“Women’s issues” are not a priority. This is the subtext of polite rejection letters from foundations and philanthropists – when they bother to respond. My experience is not unique.
The Women’s Philanthropic Institute found that between 2000 and 2014, 1,226 gifts worth $6.22 billion were directed specifically to Women’s and Girls’ Issues (W&GI). The figure represents just 1.6 percent of all gifts included in the data. From another perspective, women’s funds and foundations have estimated that only 5- 7% of all foundation giving is directed specifically to W&GI. in most data, W&GI are not even a category.
This range of giving – between 1.6% and 7% of all charitable giving – is indeed a sad commentary on the disconnect between donors and the needs of women and girls.
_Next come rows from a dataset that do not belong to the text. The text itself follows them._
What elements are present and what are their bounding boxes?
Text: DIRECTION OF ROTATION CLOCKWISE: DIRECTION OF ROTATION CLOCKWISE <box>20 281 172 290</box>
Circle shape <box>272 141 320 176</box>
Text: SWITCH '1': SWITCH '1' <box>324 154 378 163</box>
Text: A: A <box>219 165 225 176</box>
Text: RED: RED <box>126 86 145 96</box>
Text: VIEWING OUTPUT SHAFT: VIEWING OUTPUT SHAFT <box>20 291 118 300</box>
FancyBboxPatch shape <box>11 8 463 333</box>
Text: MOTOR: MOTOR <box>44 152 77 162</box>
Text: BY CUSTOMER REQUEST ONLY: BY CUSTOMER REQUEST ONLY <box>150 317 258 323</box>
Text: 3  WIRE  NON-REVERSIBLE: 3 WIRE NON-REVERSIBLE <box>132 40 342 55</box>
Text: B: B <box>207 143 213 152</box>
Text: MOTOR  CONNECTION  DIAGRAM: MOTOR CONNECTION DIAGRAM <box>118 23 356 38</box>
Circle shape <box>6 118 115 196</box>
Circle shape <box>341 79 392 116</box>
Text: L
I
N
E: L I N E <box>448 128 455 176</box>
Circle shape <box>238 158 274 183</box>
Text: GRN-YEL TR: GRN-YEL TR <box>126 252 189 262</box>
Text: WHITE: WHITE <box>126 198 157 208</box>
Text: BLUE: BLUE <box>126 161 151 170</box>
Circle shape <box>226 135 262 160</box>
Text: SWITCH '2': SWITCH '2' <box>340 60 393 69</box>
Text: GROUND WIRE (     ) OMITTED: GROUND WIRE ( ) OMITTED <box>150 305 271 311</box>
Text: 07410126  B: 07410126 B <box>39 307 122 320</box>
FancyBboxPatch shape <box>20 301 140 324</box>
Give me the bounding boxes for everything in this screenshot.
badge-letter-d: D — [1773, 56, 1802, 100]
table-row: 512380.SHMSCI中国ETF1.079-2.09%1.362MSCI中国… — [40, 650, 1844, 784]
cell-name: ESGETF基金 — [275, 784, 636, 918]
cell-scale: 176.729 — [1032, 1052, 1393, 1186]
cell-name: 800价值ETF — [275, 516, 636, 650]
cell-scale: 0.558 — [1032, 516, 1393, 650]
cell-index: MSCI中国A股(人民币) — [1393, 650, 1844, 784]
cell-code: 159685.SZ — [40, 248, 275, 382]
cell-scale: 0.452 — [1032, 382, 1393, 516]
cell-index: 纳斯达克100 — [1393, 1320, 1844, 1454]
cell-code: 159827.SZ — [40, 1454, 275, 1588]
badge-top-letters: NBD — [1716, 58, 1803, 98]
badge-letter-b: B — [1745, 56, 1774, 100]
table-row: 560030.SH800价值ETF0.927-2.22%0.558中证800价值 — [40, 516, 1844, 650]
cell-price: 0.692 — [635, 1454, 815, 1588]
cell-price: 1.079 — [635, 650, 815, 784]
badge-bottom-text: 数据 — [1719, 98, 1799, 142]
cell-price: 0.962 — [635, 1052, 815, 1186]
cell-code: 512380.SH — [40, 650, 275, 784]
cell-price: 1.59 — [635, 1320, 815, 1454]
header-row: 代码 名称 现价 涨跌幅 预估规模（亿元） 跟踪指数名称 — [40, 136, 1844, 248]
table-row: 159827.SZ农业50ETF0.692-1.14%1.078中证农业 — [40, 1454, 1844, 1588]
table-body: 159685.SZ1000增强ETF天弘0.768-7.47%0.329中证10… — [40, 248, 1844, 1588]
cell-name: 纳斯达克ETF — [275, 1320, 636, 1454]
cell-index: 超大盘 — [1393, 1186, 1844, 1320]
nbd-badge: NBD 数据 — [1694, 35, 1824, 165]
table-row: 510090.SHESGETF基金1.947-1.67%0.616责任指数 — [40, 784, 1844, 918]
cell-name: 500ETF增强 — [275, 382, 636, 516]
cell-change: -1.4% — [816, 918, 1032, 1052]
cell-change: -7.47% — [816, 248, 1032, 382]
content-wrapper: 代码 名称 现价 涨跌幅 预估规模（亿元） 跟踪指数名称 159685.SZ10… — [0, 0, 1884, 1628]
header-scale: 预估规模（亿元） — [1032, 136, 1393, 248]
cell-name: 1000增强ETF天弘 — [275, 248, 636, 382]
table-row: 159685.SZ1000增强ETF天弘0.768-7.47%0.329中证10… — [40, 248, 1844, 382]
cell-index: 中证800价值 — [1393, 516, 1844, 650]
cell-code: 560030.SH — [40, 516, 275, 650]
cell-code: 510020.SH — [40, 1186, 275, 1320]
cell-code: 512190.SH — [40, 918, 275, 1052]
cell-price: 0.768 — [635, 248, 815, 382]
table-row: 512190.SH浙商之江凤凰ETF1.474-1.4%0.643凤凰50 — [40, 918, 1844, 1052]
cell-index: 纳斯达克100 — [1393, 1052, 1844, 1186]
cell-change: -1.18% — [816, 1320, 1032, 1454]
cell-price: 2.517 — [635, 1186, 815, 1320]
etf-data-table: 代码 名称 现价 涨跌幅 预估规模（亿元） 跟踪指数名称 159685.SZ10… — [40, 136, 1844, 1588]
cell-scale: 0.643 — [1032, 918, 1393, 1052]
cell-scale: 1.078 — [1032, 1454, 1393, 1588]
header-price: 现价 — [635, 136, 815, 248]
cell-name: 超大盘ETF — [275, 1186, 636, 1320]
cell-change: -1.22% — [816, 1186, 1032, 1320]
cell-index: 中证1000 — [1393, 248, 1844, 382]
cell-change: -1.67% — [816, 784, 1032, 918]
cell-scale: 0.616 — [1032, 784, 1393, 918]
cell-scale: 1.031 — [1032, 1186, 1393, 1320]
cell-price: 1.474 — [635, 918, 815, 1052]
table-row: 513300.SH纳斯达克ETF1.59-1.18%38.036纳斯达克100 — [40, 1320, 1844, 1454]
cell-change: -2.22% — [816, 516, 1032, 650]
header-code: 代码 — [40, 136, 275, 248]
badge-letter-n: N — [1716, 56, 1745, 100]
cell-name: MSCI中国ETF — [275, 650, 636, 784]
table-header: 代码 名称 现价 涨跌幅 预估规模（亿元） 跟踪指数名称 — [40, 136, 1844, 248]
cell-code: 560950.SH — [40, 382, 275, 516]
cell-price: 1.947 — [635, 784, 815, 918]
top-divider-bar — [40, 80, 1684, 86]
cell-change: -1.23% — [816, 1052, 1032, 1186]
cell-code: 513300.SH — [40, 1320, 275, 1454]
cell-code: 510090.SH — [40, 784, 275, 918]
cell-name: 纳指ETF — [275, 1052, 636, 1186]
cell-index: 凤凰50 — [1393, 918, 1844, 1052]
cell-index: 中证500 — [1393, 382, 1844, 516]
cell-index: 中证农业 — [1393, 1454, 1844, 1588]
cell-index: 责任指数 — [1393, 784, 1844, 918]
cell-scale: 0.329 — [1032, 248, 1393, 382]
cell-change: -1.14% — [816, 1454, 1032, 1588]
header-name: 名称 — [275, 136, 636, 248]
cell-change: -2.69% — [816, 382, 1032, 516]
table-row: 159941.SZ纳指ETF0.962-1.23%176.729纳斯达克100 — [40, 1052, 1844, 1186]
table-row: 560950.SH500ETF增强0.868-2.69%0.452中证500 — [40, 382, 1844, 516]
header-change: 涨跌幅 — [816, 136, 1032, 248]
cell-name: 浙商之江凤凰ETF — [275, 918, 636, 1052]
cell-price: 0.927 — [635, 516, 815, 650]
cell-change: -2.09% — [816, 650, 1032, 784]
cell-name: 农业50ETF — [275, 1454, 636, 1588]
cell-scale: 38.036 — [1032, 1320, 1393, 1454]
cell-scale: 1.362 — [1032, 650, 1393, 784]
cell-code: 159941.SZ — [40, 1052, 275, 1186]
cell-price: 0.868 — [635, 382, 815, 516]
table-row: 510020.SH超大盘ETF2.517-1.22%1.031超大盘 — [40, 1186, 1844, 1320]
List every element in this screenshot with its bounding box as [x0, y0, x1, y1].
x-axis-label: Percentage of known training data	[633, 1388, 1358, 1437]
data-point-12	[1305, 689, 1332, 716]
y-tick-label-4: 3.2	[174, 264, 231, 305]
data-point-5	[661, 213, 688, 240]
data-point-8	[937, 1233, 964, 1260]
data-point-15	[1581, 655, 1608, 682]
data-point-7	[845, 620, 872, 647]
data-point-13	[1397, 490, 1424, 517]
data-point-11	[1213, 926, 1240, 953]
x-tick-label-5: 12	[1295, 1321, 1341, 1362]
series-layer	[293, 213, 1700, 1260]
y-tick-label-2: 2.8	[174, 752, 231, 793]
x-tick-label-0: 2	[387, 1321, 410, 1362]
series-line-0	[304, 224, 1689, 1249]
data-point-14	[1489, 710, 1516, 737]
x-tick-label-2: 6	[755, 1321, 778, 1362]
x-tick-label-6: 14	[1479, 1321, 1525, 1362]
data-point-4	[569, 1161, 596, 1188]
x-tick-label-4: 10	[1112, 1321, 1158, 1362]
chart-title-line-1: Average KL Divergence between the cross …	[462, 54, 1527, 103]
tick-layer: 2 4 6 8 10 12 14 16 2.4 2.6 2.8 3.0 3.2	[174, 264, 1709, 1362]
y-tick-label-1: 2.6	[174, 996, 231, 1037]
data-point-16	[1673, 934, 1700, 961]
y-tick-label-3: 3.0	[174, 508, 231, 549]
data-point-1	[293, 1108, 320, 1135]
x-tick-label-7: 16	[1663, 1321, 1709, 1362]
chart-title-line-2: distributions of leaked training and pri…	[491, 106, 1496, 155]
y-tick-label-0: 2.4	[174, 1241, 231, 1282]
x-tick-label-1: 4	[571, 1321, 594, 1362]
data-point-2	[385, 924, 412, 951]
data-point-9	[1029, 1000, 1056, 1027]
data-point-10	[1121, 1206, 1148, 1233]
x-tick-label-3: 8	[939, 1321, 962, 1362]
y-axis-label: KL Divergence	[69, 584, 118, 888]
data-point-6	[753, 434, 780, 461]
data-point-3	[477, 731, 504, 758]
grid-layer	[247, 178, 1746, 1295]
In the five years since I founded Women’s Centers International, I’ve written over 100 proposals for funding for support of WCI’s two Centers, as well as for further expansion of the Center network. Admittedly, the early stuff was less than tight; I thrashed around looking for the right words to distill what is a wildly urgent mission: provide key resources to women trapped on the margins – at or below poverty level. The range of soul-damaging needs among them is breathtaking Theirs are twisted, overlaid wounds – with all the vulnerabilities – of homelessness or inadequate housing, poor heath, lack of education, egregious abuse (often in childhood), rape, and/or domestic violence.
I see women desperate for safe, personal help. I see women who can heal from a LOT of damage.
Here’s an analogy:
To fish, water is environment, invisible even when toxic.
For over two millennia women’s ‘less-than’ status has been our global psychological environment – largely invisible, even when discussed. But the facts don’t go away.
Women are the targets of epidemic levels of violence – with no apparent brake in sight.
Access to competent health services for women declines precipitously with income. Most conditions are preventable with more culturally responsive, woman-informed providers. Health risks are highest among women of color, generally also least able to afford the best care.
Almost two-thirds of all illiterate adults globally are women. (At Oakland Center, about 24% of the members have made it only as far as high school.)
Women are so resilient it’s killing us.
Here, the analogy between fish and human environments ends. A fish out of water dies. A woman rising out of her second-class status is a force to be reckoned with.
How do we improve the environment so this can happen? We nurture strong, self-possessed women who work together and support each other.
Women’s Centers International creates environments that enable this ‘rising up.” Ultimately, a critical mass of women imbued with the power self-worth and sisterhood transforms communities to reflect women’s priorities.
Listen to one week of news about the unremitting horrors that men’s brutality and greed inflict on women and children, and you’ll grasp how urgent this mission is.
Now we women have to stand up and tell men: “Take a seat, we’ve got this. Time for you to move aside and let women drive the ship until we set things right.” Even a slightly conscious male would have to admit men really have messed up the planet. Women are inherently better at urgent tasks at hand: healing and restoring a damaged humanity. We have to re-balance gender privilege, and we’ve got no time to waste.
Back to raising money to do the job.
Foundations generally are slow to make decisions about grants. Six to eight months is not uncommon. Few are emphatically women-oriented, and those that claim to be seem slow to embrace innovative services to women on the scale that’s required.
I’m looking for people who will act decisively and give big. Probably you are women.
Women are more consistent and generous in their giving than men. Surveys show we often find motivation for generosity in our personal experiences (like rape, abuse, harassment, inequitable pay). We believe funding woman-focused initiatives leads to progress for society. Women Moving Millions co-chair Jacqueline Zehner puts a finer point on it: women donors hold the key to unlocking the potential of women and girl around the world.
The San Francisco Bay Area, where I live and work, is one of the wealthiest urban areas in the U.S. It ranks 45th in charitable giving among major U.S. Cities. My fundraising struggles unfortunately bear this out.
I want to engage with women, individually or in groups, willing to refute the lack of social commitment that ranking represents. Not to bolster ‘local pride’ – but to engage in generating sea change in the lives of women.